The European Space Agency has suspended cooperation with its Russian counterpart in the aftermath of Russia's ongoing invasion of Ukraine, thus a European Mars rover built in collaboration with Russia will not launch to the Red Planet this year.

Officials from the ESA announced the decision Thursday, following a two-day conference of delegates from the agency's 22 member countries, all of which have imposed economic sanctions on Russia in reaction to its invasion of Ukraine. Germany, the ESA's largest contributor, halted all scientific cooperation with Russia in late February.

"Over the past two days, our Member States discussed the impact of the war in Ukraine on ESA's space programmes," ESA director general Joseph Aschbacher said on Twitter. "Together, we took a tough - but necessary - decision to suspend the launch of ExoMars foreseen for September with Roscosmos, and to study options for a way forward."

The decision on Thursday is a setback for the ExoMars rover project, which has been delayed since 2018 owing to parachute problems. It was most recently scheduled to launch in September on a Russian Proton rocket. Now that Roscosmos, Russia's federal space agency, will not be launching the mission, ESA officials are assessing various paths forward with the program.

The ExoMars rover is the second of two missions that make up the ExoMars program. It is named Rosalind Franklin after a British chemist whose work was instrumental in decoding the structure of DNA. The mission, which was designed to look for signs of life in Mars' atmosphere as well as beneath the planet's surface, has been beset by difficulties and delays for years.

Originally planned as a collaboration with NASA, the mission was canceled in 2012 after the American space agency withdrew from the project due to budget constraints imposed by then-President Barack Obama's administration. At the time, the Russian space agency Roscosmos stepped in to help fill the void created by NASA's withdrawal.
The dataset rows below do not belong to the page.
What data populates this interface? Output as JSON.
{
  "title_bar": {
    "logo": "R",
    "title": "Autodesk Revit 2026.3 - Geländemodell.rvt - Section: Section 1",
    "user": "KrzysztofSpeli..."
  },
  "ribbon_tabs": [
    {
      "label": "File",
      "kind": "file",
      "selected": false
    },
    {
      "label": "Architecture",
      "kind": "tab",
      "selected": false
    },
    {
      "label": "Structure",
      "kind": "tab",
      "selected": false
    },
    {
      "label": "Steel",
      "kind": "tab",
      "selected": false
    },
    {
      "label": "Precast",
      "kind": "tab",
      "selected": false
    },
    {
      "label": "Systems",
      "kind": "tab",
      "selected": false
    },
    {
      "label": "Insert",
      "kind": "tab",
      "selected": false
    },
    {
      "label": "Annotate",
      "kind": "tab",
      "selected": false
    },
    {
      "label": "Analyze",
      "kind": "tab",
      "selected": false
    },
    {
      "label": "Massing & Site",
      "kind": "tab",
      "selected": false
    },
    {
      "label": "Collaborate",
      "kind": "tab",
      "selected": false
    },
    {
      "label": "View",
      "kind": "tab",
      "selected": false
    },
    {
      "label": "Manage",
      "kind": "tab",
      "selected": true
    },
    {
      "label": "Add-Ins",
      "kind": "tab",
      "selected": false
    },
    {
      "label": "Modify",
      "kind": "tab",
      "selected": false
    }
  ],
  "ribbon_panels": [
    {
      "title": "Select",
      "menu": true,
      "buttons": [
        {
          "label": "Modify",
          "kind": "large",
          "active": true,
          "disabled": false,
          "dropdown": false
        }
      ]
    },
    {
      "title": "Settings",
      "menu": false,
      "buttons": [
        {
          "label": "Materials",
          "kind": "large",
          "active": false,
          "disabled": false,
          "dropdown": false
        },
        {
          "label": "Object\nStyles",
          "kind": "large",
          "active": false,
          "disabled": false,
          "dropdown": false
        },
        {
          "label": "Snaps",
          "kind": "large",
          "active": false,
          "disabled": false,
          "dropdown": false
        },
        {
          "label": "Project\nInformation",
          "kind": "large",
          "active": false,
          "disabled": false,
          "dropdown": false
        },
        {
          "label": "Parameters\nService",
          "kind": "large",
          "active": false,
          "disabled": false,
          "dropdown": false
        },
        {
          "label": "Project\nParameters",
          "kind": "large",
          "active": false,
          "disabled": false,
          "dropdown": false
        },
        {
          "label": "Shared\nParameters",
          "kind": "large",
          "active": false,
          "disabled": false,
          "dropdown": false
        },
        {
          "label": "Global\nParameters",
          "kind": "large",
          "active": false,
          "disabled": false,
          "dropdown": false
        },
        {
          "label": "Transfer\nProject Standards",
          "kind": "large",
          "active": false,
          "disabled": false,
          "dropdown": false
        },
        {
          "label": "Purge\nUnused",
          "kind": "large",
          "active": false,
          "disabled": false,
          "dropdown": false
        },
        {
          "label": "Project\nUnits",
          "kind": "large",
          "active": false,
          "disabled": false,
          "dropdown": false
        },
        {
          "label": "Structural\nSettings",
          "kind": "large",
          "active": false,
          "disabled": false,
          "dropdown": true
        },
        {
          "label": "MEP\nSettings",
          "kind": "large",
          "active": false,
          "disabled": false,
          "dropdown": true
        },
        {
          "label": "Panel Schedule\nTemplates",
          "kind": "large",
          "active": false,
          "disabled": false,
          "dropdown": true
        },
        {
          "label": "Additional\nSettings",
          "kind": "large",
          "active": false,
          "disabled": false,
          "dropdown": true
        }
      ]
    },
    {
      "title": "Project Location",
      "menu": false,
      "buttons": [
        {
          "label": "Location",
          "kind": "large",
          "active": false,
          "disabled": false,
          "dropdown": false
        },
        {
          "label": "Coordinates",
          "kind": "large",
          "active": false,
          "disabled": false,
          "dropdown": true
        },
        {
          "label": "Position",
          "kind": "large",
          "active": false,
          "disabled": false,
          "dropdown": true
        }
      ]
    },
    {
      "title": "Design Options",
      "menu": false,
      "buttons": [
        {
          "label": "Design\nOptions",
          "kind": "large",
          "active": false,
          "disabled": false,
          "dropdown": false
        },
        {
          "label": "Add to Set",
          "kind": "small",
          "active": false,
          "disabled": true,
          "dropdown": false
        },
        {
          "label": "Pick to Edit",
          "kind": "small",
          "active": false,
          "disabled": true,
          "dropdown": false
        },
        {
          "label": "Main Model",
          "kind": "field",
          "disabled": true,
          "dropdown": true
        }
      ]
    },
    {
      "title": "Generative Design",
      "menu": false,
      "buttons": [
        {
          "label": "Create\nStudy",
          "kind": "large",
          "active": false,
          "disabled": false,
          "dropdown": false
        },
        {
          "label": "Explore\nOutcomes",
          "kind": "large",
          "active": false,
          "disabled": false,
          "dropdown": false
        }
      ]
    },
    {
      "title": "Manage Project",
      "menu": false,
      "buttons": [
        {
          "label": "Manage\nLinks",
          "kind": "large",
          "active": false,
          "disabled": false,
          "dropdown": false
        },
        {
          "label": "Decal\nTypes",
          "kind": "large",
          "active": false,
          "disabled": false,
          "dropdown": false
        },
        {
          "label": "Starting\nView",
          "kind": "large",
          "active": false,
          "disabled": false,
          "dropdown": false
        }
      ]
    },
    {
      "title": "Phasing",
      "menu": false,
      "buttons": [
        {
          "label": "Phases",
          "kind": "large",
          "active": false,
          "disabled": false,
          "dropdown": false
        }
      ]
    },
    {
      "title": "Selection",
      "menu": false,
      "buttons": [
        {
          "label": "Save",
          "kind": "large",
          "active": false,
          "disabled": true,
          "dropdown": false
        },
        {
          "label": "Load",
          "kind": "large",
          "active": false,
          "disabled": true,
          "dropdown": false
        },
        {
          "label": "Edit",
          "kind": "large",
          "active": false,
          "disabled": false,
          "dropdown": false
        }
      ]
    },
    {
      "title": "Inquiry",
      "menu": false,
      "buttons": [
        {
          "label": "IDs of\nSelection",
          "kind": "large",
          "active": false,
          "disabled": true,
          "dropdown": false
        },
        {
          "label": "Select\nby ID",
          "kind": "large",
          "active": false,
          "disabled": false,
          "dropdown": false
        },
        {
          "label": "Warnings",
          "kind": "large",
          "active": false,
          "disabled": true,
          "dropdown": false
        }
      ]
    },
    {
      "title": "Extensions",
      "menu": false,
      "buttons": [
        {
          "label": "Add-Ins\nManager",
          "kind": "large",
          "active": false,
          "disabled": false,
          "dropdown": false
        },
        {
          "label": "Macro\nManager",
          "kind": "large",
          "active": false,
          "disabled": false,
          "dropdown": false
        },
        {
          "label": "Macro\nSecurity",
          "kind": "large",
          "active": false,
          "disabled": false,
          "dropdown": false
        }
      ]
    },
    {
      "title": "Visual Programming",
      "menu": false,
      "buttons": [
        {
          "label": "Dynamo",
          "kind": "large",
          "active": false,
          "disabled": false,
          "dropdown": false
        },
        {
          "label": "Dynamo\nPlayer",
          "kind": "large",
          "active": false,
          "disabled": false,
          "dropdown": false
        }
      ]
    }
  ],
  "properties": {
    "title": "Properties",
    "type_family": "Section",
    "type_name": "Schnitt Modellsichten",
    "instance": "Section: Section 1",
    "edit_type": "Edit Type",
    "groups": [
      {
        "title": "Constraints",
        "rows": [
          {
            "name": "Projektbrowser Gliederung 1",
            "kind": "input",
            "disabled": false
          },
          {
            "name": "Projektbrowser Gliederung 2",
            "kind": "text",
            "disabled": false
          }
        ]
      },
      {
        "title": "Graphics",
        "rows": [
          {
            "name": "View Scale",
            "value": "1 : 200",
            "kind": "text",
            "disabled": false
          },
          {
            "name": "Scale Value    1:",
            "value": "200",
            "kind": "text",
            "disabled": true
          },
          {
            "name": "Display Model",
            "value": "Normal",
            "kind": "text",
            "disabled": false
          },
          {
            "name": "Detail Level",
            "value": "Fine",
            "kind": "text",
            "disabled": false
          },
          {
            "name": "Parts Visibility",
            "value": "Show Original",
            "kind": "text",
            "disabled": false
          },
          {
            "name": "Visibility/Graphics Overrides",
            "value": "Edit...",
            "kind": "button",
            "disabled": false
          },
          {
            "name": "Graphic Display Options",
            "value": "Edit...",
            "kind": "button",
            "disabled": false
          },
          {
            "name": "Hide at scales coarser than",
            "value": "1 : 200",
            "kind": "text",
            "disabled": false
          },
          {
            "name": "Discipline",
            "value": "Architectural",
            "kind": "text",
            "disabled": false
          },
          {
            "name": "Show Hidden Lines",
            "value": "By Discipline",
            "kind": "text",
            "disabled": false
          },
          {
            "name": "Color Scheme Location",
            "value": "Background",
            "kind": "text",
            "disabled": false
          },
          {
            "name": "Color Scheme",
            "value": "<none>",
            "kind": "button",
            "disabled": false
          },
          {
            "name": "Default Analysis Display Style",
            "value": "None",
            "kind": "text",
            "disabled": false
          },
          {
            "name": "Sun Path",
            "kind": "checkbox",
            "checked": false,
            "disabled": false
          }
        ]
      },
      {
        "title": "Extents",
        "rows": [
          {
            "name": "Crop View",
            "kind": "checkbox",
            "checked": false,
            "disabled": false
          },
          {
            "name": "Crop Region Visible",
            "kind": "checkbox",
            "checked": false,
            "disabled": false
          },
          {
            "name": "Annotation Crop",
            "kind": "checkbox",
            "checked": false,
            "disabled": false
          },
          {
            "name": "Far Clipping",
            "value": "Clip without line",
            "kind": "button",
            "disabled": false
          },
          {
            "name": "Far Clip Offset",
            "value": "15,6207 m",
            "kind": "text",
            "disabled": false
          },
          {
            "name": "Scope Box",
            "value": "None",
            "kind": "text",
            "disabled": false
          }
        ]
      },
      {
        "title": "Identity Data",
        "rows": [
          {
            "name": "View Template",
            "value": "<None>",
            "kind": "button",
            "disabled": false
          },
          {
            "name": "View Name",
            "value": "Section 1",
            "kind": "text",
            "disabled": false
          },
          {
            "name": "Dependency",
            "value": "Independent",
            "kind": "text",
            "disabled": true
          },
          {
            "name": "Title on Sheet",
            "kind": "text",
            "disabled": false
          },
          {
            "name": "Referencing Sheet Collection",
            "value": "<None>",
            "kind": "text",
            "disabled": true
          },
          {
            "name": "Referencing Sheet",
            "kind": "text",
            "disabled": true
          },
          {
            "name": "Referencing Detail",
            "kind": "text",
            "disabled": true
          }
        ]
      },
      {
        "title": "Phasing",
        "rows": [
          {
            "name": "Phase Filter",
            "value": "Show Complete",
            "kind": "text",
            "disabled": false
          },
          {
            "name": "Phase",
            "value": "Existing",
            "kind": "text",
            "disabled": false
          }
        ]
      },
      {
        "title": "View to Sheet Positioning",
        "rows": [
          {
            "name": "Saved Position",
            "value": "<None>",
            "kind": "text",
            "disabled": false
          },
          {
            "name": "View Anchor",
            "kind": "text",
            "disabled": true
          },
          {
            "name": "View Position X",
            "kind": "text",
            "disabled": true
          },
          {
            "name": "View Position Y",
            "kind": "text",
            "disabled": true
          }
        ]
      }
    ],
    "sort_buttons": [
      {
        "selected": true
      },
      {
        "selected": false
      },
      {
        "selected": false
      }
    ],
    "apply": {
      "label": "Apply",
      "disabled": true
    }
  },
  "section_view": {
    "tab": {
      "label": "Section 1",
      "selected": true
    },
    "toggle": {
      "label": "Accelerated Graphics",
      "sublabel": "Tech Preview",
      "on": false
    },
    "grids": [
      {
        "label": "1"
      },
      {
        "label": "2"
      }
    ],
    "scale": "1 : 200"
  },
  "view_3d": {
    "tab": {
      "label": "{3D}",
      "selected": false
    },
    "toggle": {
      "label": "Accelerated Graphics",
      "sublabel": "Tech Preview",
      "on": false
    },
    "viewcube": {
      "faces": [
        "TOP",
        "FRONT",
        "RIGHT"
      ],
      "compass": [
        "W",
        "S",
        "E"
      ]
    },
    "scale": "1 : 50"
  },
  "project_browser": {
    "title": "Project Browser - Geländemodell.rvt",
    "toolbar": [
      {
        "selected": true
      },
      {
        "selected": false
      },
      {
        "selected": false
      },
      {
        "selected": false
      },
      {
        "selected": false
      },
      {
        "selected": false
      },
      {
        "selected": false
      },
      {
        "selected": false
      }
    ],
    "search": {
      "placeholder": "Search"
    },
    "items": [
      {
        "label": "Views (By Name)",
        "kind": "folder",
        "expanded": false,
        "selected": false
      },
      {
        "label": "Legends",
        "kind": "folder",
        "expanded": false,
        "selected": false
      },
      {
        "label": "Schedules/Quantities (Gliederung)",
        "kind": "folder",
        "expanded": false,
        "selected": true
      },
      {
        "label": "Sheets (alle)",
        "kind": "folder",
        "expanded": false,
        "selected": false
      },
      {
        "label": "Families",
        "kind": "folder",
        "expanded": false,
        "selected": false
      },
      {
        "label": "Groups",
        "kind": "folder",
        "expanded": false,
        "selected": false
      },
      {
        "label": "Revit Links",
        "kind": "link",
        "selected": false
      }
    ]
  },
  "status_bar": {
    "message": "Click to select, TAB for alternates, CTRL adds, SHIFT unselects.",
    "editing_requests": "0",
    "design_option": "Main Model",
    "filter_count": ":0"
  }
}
Roscosmos built a landing pad for the rover and planned to launch it from Kazakhstan's Baikonur Cosmodrome aboard a Proton rocket. The launch, which was originally slated for 2018, was pushed back to 2020 due to issues with the landing parachutes, and then pushed again to late September 2022.

It's unclear whether the project could still use the landing platform built by Russia, or whether any hardware would have to be rebuilt at a cost to NASA.

As a result of the sanctions, Russia terminated its cooperation with the European spaceport in French Guiana. Arianespace has been using Russia's mid-size Soyuz rocket to augment its heavy-lift Ariane 5 and light-weight Vega rockets since 2011.

According to the statement, ESA is now evaluating other launch options for four missions that were previously slated to fly on Soyuz.